The primary rationale behind Popeye’s strength is his penchant for spinach that was then thought to contain huge amounts of iron. Like other green and leafy vegetables, the spinach is definitely still a good source of iron as attested to by the United States Department of Agriculture. The studies show that 180 grams of boiled spinach contains 6.43 mg of iron while 170 grams of ground burger patty would only contain 4.42 mg at best. However, spinach contains a particular iron absorption-inhibiting agent that can combine the iron to form ferrous oxalate that technically leaves most of the iron unusable by our body. The high levels of oxalates also induce the body to remove the iron through various waste discharges. Nevertheless, researches found out that oxalic acid improve the iron absorption in rats over that of a spinach diet without oxalic acid.

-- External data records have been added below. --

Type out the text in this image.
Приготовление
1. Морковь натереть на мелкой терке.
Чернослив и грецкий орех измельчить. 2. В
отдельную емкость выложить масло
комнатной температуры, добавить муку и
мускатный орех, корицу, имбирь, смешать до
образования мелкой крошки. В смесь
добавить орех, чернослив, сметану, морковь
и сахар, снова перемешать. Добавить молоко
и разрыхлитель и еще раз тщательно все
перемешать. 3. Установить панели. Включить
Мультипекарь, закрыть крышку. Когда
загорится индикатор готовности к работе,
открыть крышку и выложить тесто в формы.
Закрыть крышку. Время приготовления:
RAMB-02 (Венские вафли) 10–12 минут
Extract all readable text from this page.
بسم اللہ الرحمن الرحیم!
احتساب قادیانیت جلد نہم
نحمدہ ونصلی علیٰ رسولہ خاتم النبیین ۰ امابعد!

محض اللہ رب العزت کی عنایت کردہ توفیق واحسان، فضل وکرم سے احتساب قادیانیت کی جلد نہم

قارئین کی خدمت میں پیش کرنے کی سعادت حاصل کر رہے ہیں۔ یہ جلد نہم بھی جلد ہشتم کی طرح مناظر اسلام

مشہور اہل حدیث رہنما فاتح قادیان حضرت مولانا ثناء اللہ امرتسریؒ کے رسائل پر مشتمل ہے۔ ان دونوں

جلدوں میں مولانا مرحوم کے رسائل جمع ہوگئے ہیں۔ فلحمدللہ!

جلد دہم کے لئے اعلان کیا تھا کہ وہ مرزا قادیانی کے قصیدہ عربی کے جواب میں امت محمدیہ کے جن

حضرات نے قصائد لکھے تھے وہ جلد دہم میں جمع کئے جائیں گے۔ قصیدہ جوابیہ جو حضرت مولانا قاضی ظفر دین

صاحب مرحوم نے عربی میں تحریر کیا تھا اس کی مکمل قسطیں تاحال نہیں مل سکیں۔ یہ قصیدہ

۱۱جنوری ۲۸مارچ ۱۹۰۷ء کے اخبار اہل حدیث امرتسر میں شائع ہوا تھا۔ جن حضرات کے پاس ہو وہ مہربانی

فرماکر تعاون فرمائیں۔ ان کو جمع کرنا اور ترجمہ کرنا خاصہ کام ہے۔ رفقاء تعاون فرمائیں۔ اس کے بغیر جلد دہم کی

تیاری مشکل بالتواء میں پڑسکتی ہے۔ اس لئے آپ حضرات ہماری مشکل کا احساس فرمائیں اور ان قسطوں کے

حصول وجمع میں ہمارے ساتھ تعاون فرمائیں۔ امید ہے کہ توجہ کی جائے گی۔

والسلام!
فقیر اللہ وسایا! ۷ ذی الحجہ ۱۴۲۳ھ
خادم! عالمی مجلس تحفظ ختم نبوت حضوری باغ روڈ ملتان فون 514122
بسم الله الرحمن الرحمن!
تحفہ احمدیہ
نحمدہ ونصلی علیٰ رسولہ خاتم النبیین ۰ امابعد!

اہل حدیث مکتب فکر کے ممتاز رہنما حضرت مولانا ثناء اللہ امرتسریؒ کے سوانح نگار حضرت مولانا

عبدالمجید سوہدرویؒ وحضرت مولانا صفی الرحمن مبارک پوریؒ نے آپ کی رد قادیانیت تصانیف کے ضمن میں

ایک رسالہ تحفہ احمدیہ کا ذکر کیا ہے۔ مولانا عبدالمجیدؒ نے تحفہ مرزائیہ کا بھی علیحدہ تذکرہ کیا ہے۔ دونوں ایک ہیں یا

Another notable nutritional content found in spinach is calcium but the same oxalate content also combines with calcium thus decreasing the amount of calcium the body absorbs. Researchers also noted that the body has a better chance of absorbing up to 50 percent of the calcium from broccoli than in spinach, which the body can only get 5 percent. The Environmental Working Group reported that spinach is one of the heavily contaminated produce. Pesticides, like DDT, dimethoate and permethrin, are often found in spinach. Moreover, spinach is packaged with air or nitrogen gas to further its shelf life. What’s even more surprising is that some spinach is exposed to harmful radiation to eliminate any lingering bacteria on the leaves.

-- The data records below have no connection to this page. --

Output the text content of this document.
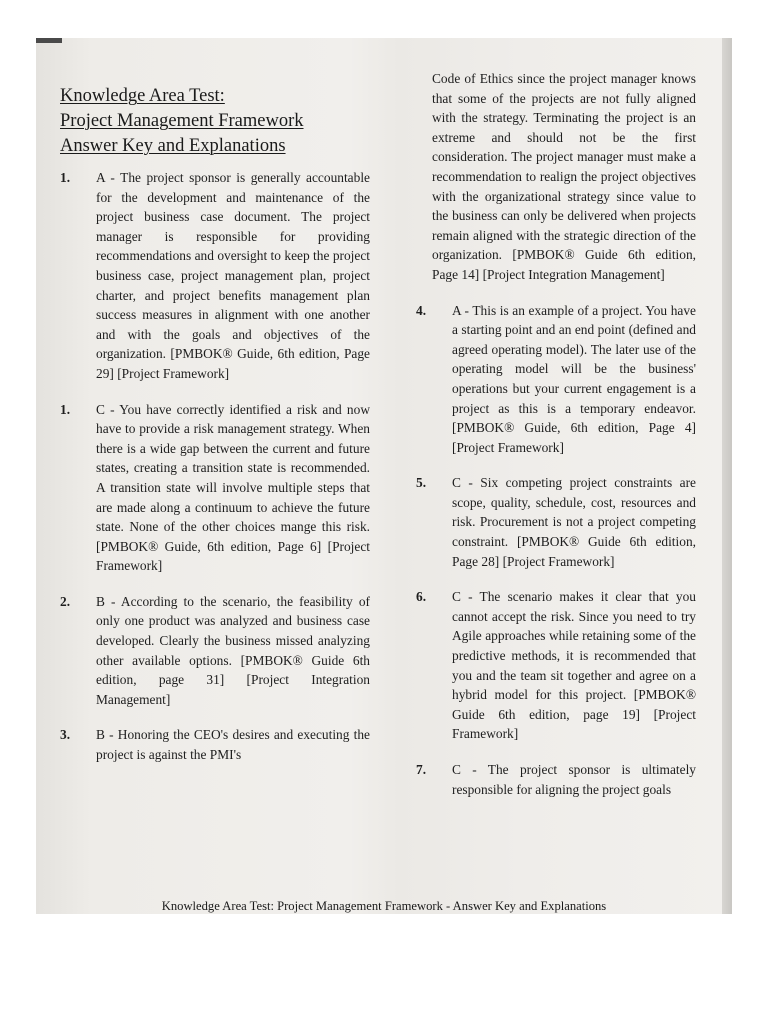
Knowledge Area Test:
Project Management Framework
Answer Key and Explanations
1.	A - The project sponsor is generally accountable for the development and maintenance of the project business case document. The project manager is responsible for providing recommendations and oversight to keep the project business case, project management plan, project charter, and project benefits management plan success measures in alignment with one another and with the goals and objectives of the organization. [PMBOK® Guide, 6th edition, Page 29] [Project Framework]

1.	C - You have correctly identified a risk and now have to provide a risk management strategy. When there is a wide gap between the current and future states, creating a transition state is recommended. A transition state will involve multiple steps that are made along a continuum to achieve the future state. None of the other choices mange this risk. [PMBOK® Guide, 6th edition, Page 6] [Project Framework]

2.	B - According to the scenario, the feasibility of only one product was analyzed and business case developed. Clearly the business missed analyzing other available options. [PMBOK® Guide 6th edition, page 31] [Project Integration Management]

3.	B - Honoring the CEO's desires and executing the project is against the PMI's

Code of Ethics since the project manager knows that some of the projects are not fully aligned with the strategy. Terminating the project is an extreme and should not be the first consideration. The project manager must make a recommendation to realign the project objectives with the organizational strategy since value to the business can only be delivered when projects remain aligned with the strategic direction of the organization. [PMBOK® Guide 6th edition, Page 14] [Project Integration Management]

4.	A - This is an example of a project. You have a starting point and an end point (defined and agreed operating model). The later use of the operating model will be the business' operations but your current engagement is a project as this is a temporary endeavor. [PMBOK® Guide, 6th edition, Page 4] [Project Framework]

5.	C - Six competing project constraints are scope, quality, schedule, cost, resources and risk. Procurement is not a project competing constraint. [PMBOK® Guide 6th edition, Page 28] [Project Framework]

6.	C - The scenario makes it clear that you cannot accept the risk. Since you need to try Agile approaches while retaining some of the predictive methods, it is recommended that you and the team sit together and agree on a hybrid model for this project. [PMBOK® Guide 6th edition, page 19] [Project Framework]

7.	C - The project sponsor is ultimately responsible for aligning the project goals

Knowledge Area Test: Project Management Framework - Answer Key and Explanations
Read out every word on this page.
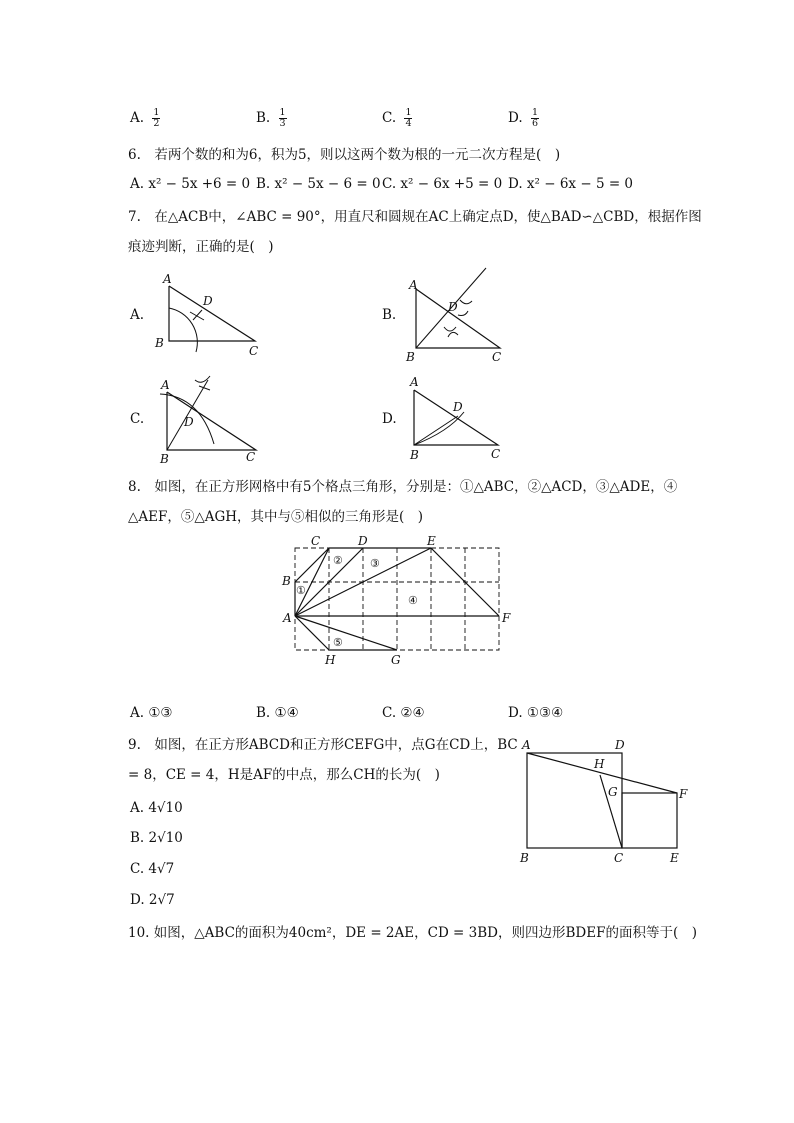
A. $\frac{1}{2}$	B. $\frac{1}{3}$	C. $\frac{1}{4}$	D. $\frac{1}{6}$
6.　若两个数的和为6，积为5，则以这两个数为根的一元二次方程是(　)
A. x² − 5x +6 = 0 B. x² − 5x − 6 = 0 C. x² − 6x +5 = 0 D. x² − 6x − 5 = 0
7.　在△ACB中，∠ABC = 90°，用直尺和圆规在AC上确定点D，使△BAD∽△CBD，根据作图
痕迹判断，正确的是(　)
A.	B.
C.	D.
A
B
C
D
A
B	C
D
A
B	C
D
A
B	C
D
8.　如图，在正方形网格中有5个格点三角形，分别是：①△ABC，②△ACD，③△ADE，④
△AEF，⑤△AGH，其中与⑤相似的三角形是(　)
C	D	E
B
A	F
H	G
①
② ③
④
⑤
A. ①③	B. ①④	C. ②④	D. ①③④
9.　如图，在正方形ABCD和正方形CEFG中，点G在CD上，BC
= 8，CE = 4，H是AF的中点，那么CH的长为(　)
A. 4√10
B. 2√10
C. 4√7
D. 2√7
A	D
H
G	F
B	C	E
10. 如图，△ABC的面积为40cm²，DE = 2AE，CD = 3BD，则四边形BDEF的面积等于(　)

The Food and Drug Administration allows for the radiation treatment of spinach leaves of up to 4 kilograys (kGY) but there are criticisms that the use of radiation to disinfect the spinach diminishes its nutritional values. However, the Agricultural Research Service conducted its own study of radiation treated spinach and found no significant decrease in vitamins B9, C, E, K and four other carotenoid contents. This proves that radiation treatment does not adversely affect the nutritional values of spinach and it also eliminates the risks of transmitting the potentially fatal bacteria.

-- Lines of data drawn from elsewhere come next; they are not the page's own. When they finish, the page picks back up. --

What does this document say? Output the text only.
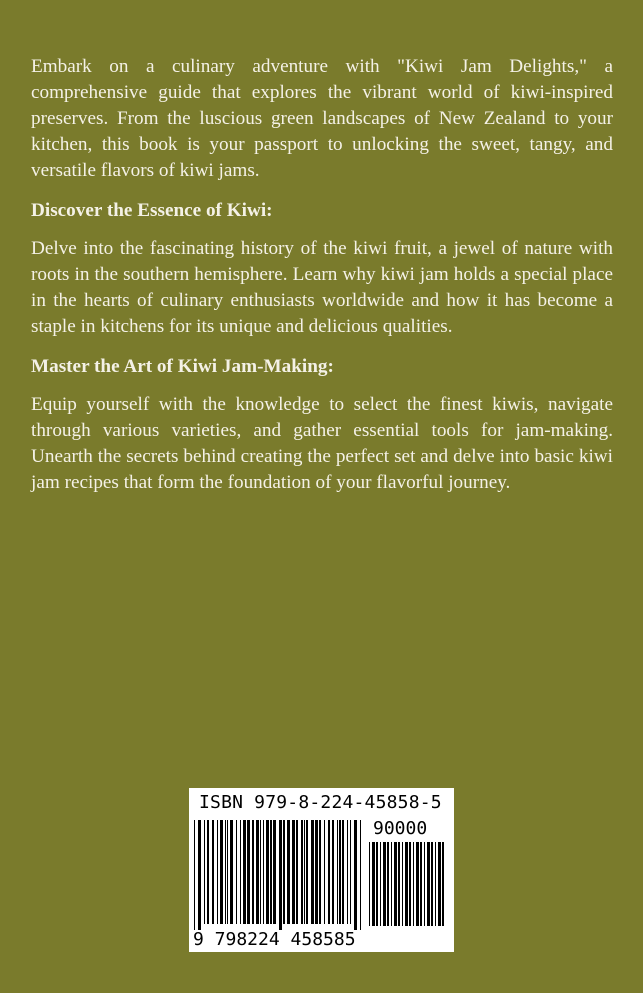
Embark on a culinary adventure with "Kiwi Jam Delights," a comprehensive guide that explores the vibrant world of kiwi-inspired preserves. From the luscious green landscapes of New Zealand to your kitchen, this book is your passport to unlocking the sweet, tangy, and versatile flavors of kiwi jams.

Discover the Essence of Kiwi:

Delve into the fascinating history of the kiwi fruit, a jewel of nature with roots in the southern hemisphere. Learn why kiwi jam holds a special place in the hearts of culinary enthusiasts worldwide and how it has become a staple in kitchens for its unique and delicious qualities.

Master the Art of Kiwi Jam-Making:

Equip yourself with the knowledge to select the finest kiwis, navigate through various varieties, and gather essential tools for jam-making. Unearth the secrets behind creating the perfect set and delve into basic kiwi jam recipes that form the foundation of your flavorful journey.

ISBN 979-8-224-45858-5
90000
9 798224 458585
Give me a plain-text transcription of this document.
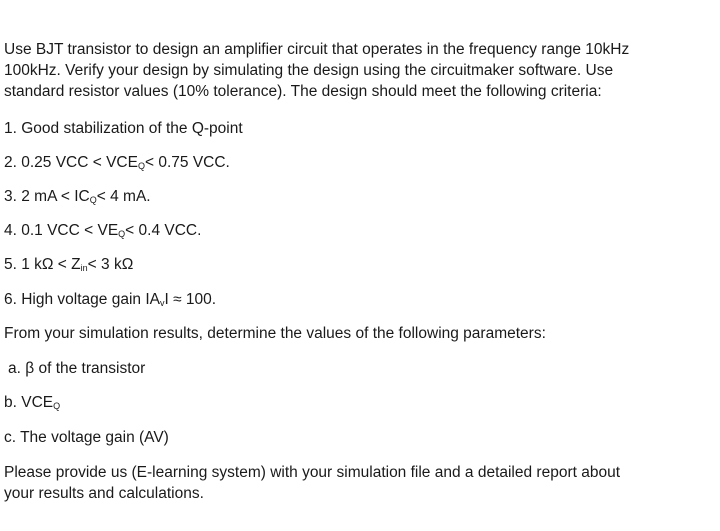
Use BJT transistor to design an amplifier circuit that operates in the frequency range 10kHz
100kHz. Verify your design by simulating the design using the circuitmaker software. Use
standard resistor values (10% tolerance). The design should meet the following criteria:
1. Good stabilization of the Q-point
2. 0.25 VCC < $VCE_Q< 0.75$ VCC.
3. 2 mA < $IC_Q< 4$ mA.
4. 0.1 VCC < $VE_Q< 0.4$ VCC.
5. 1 $k\Omega < Z_{in}< 3$ kΩ
6. High voltage gain $IA_vI \approx 100$.
From your simulation results, determine the values of the following parameters:
a. β of the transistor
b. $VCE_Q$
c. The voltage gain (AV)
Please provide us (E-learning system) with your simulation file and a detailed report about
your results and calculations.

This was good to know especially with the recent E coli outbreak back in September 2006 wherein there were over a hundred reported incidents with already five deaths. This infection has affected 26 states in the country and by early 2007, there were an additional 206 reported cases and three deaths attributed to the contaminated spinach. Moreover, in 2007, there was also a potential Salmonella contamination where 8,000 carts of spinach were recalled after a test came back positive for the bacteria.
This lapse in the food safety got the attention of lawmakers to make more stringent guidelines for the Food and Drug Administration to follow. This would include increased awareness of how to properly clean your vegetables and strongly advising against consuming raw spinach leaves, which Popeye loves to do in most of the Popeye cartoon shows.